Existe uma lei específica no Brasil sobre alienação parental, de 2010, depois alterada para reforçar o cuidado com a criança durante a apuração. Ela nomeia uma conduta antiga: usar o filho como instrumento contra o outro genitor.

O tema é sério nas duas direções. Quem aliena prejudica o desenvolvimento da criança. Quem acusa sem base contamina um processo inteiro e às vezes obtém uma decisão gravíssima com base em nada.

O que a lei considera alienação

A lei descreve condutas exemplificativas, praticadas por genitor, avós ou por quem tenha a criança sob autoridade e vigilância:

  • Realizar campanha de desqualificação do outro genitor

  • Dificultar o exercício da convivência

  • Dificultar o exercício da autoridade parental

  • Omitir deliberadamente informações relevantes, inclusive escolares e médicas

  • Apresentar falsa denúncia contra o outro genitor ou seus familiares para obstruir o convívio

  • Mudar de domicílio para lugar distante, sem justificativa, com o efeito de inviabilizar a convivência

O que aparece com mais frequência na vida real é menos dramático e igualmente eficaz: a criança sempre "está doente" no dia da convivência, o telefone nunca é atendido no horário combinado, comentários constantes sobre o outro genitor não pagar nada, mudança unilateral de escola, e a criança encarregada de transmitir mensagens de cobrança entre os adultos.

Como se prova

Aqui está a parte difícil, porque o material costuma ser fragmentado.

Registro objetivo do que aconteceu. Datas em que a convivência foi obstada, mensagens, áudios, e-mails, cancelamentos em cima da hora. Um registro contínuo vale muito mais que um relato genérico de meses depois.

Estudo psicossocial e perícia. É a prova central. Assistente social e psicólogo do juízo ouvem a criança e os adultos, visitam as residências e produzem laudo. Perícia psicológica é determinada nos casos mais complexos.

Testemunhas com contato direto. Professor, pediatra, treinador, vizinho — quem observa a rotina e não tem interesse na disputa.

O que não funciona: interrogar a criança para produzir gravação, pedir que ela repita frases, transformá-la em testemunha da própria disputa. Além de prejudicar a criança, esse comportamento normalmente se volta contra quem produz a prova.

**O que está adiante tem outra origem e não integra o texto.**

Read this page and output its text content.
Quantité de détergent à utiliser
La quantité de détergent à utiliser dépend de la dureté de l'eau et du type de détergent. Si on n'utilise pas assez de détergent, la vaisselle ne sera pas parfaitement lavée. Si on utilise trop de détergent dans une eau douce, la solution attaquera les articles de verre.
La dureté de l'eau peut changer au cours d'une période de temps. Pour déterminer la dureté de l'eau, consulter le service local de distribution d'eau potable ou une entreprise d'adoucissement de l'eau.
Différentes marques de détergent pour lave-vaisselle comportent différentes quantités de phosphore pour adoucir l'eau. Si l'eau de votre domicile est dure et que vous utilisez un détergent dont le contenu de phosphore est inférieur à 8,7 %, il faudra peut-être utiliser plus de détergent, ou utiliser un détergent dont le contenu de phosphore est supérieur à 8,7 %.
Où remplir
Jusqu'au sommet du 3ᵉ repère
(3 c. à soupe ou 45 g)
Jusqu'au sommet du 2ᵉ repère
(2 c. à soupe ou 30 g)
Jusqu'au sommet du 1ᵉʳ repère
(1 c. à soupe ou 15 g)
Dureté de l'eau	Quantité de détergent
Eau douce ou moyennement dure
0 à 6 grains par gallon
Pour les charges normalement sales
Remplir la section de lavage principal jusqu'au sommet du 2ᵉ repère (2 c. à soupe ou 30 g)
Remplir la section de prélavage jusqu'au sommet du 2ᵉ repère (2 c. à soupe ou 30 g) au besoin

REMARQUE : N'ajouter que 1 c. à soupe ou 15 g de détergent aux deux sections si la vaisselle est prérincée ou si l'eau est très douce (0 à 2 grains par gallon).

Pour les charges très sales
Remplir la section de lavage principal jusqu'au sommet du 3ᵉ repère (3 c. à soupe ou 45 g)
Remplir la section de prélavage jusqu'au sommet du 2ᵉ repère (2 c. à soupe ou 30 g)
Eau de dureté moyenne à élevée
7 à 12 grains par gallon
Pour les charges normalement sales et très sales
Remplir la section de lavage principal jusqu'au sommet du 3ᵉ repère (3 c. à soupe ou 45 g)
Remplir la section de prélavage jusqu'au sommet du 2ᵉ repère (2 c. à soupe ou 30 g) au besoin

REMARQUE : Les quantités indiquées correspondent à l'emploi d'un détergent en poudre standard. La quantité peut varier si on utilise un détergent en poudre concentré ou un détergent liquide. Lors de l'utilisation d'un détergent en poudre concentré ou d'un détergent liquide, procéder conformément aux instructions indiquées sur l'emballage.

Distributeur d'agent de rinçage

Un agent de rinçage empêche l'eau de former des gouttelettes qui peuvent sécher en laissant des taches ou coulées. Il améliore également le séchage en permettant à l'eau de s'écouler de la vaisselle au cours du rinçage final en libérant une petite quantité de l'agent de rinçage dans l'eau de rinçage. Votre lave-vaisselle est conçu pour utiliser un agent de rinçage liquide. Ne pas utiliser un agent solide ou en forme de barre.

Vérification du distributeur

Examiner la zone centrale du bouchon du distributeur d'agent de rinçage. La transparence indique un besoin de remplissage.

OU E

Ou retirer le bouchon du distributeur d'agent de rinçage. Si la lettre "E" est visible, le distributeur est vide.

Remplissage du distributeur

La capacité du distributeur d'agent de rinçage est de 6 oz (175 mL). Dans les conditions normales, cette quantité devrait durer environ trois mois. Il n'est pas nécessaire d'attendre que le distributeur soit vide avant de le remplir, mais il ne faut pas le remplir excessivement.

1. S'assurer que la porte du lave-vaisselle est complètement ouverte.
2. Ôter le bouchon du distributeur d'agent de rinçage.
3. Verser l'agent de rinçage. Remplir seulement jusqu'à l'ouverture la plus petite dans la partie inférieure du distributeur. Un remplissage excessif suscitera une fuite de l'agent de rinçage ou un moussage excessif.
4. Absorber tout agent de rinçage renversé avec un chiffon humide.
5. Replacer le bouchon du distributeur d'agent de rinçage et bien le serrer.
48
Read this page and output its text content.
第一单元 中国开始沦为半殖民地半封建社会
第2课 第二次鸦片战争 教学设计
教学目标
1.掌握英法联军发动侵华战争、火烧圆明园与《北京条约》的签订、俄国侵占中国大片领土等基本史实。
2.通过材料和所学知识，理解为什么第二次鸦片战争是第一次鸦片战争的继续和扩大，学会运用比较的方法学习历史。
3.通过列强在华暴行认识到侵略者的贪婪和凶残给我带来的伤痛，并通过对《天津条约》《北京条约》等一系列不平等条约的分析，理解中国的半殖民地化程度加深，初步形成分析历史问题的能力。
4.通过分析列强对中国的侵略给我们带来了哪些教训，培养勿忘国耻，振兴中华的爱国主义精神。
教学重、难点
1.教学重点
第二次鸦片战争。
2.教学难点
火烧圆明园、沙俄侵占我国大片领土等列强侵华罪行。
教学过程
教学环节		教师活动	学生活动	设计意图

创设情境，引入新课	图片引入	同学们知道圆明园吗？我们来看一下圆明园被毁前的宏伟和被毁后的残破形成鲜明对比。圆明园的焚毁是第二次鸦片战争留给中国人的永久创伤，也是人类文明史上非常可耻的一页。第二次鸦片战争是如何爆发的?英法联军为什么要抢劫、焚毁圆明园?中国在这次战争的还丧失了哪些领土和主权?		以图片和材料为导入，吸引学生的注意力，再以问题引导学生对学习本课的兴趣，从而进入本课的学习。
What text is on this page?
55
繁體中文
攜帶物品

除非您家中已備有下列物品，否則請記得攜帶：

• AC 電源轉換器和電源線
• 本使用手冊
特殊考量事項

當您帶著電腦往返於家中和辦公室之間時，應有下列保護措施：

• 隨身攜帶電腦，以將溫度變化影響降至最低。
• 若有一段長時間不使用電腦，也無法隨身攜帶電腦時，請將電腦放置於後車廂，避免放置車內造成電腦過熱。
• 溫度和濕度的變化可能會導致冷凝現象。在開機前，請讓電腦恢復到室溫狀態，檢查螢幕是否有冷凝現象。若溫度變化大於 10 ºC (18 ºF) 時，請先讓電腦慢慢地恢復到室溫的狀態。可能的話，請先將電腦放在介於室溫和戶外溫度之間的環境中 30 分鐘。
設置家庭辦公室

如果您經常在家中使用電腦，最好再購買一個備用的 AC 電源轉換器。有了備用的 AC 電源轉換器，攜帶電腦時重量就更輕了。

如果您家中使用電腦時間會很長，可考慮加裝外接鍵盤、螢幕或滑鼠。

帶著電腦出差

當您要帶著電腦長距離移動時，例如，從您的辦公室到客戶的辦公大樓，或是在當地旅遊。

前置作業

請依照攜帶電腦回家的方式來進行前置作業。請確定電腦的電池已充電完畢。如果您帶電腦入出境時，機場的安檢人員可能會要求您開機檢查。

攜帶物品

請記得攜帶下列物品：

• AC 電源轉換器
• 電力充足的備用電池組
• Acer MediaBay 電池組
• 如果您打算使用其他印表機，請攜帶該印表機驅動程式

O que o juiz pode determinar

A lei traz uma escala de medidas, aplicáveis conforme a gravidade e sem prejuízo da responsabilização civil e criminal:

  1. Advertir o alienador

  2. Ampliar o regime de convivência em favor do genitor prejudicado

  3. Multa ao alienador

  4. Acompanhamento psicológico ou biopsicossocial obrigatório

  5. Alterar a guarda para compartilhada ou invertê-la

  6. Fixar cautelarmente o domicílio da criança

  7. Suspender a autoridade parental

Em paralelo, o juiz pode determinar acompanhamento profissional para a criança e estabelecer convivência assistida, quando é preciso preservar o vínculo enquanto os fatos são apurados.

Também é possível a inversão da situação: constatado que a acusação era infundada e usada para obstruir o convívio, a própria acusação passa a ser considerada indício de alienação praticada por quem acusou.

O ponto sensível: acusação de abuso

Denúncia de abuso sexual ou de violência exige apuração imediata e séria, e a proteção da criança vem primeiro. Nenhuma tese sobre alienação parental pode ser usada para desacreditar automaticamente um relato de violência.

Por isso a apuração é técnica: perícia, escuta especializada, prova. É o que permite distinguir o caso real, que precisa de proteção urgente, da acusação instrumental, que precisa ser desfeita antes de destruir um vínculo.

O que fazer se você está sendo afastado do filho

Documentar cada tentativa frustrada de convivência, na hora, com data. Continuar cumprindo suas obrigações, inclusive a pensão, porque descumprir enfraquece qualquer pedido. Requerer judicialmente o cumprimento do regime de convivência, com multa por descumprimento. Pedir estudo psicossocial e não travar a discussão apenas em alegações.

E evitar a reação natural: responder com o mesmo comportamento. Mensagem ofensiva, desqualificação do outro genitor diante da criança e retaliação financeira aparecem no laudo, e mudam o resultado.

O bem protegido pela lei não é o direito do adulto de conviver. É o direito da criança de manter as duas referências. Quem argumenta a partir disso costuma ser ouvido; quem argumenta a partir da própria mágoa, não.